Dal 2001, anno del nostro incontro con la comunità curda di Badolato – e per oltre un decennio – Talip è stato al nostro fianco nelle lotte politiche che portavamo avanti. Erano gli anni in cui nuovi confini, territoriali e non, venivano costruiti ogni giorno per modulare l’interno e l’esterno, nel tentativo di arginare il movimento dei migranti, erano gli anni della nascita dei cpt, poi cie, poi cpr. Talip era con noi davanti al CPT di Lamezia Terme, così come davanti al CIE di Isola Capo Rizzuto o a quello di Bari. Si lottava, ogni giorno, contro l’avanzare della barbarie, mentre in Italia risuonavano forti i campanelli di allarme e i ministri dell’odio tessevano i loro orditi manipolando e strumentalizzando il disagio e la sofferenza della gente, per rivolgere la rabbia nei confronti dei proletari del mondo di sotto: i migranti. Anni in cui eravamo ancora politicamente ingenui, ignoravamo la deriva assolutista dei decenni successivi e la nostra debolezza politica.  Erano gli anni successivi al G8 di Genova.

Talip era presente durante gli sbarchi di persone in fuga da guerre, persecuzioni, carestie e che tentano la traversata del Mediterraneo, spesso già provate da prolungati periodi di detenzione nelle carceri libiche. Presente durante le giornate successive alla strage di Cutro, un anno fa, quelle in cui era necessario ridare identità, nomi e dignità alle centinaia di corpi riversatisi sul lungomare di Steccato.  Insieme ai familiari delle vittime ha pianto, insieme a loro ha lottato. Mentre i corpi continuavano a riemergere dall’acqua, la spiaggia veniva scavata dalle mani dei superstiti e delle famiglie che denunciavano a gran voce che le ricerche continuassero finché tutti i superstiti non fossero stati riportati a terra. Talip era in mezzo a loro. Sempre presente, là dove bisognava stare!

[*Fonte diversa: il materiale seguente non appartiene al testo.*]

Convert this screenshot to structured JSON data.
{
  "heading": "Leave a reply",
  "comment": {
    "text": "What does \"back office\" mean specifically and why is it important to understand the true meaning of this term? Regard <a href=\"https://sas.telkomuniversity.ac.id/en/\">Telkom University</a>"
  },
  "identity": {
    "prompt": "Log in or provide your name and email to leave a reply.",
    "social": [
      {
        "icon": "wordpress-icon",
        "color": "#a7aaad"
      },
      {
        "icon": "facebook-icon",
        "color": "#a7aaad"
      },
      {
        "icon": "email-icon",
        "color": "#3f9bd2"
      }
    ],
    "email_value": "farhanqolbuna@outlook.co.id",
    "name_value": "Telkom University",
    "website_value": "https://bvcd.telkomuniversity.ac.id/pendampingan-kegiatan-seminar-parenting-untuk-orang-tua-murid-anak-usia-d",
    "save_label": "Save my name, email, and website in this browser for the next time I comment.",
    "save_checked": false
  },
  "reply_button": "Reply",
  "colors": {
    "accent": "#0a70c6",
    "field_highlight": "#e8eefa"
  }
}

Da diverse settimane, Talip Heval, è finito al centro di una bruttissima storia della quale alcune dinamiche sono ancora poco chiare. Non è nostra intenzione entrare nel merito di un’inchiesta giudiziaria della quale si sa ben poco. Non ci interessano le accuse “documentate” da stralci di intercettazioni, né il consiglio di “mantenere un profilo basso” fino a quando la magistratura non avrà fatto il suo lavoro. Poco si sa di questa brutta storia. Quello che invece sappiamo, per certo, è chi sia Talip. Sappiamo della sua storia, delle sue lotte, dei suoi sogni. Tanto ci basta per esprimere la nostra vicinanza a un compagno rinchiuso in carcere, nella speranza che questo incubo finisca presto!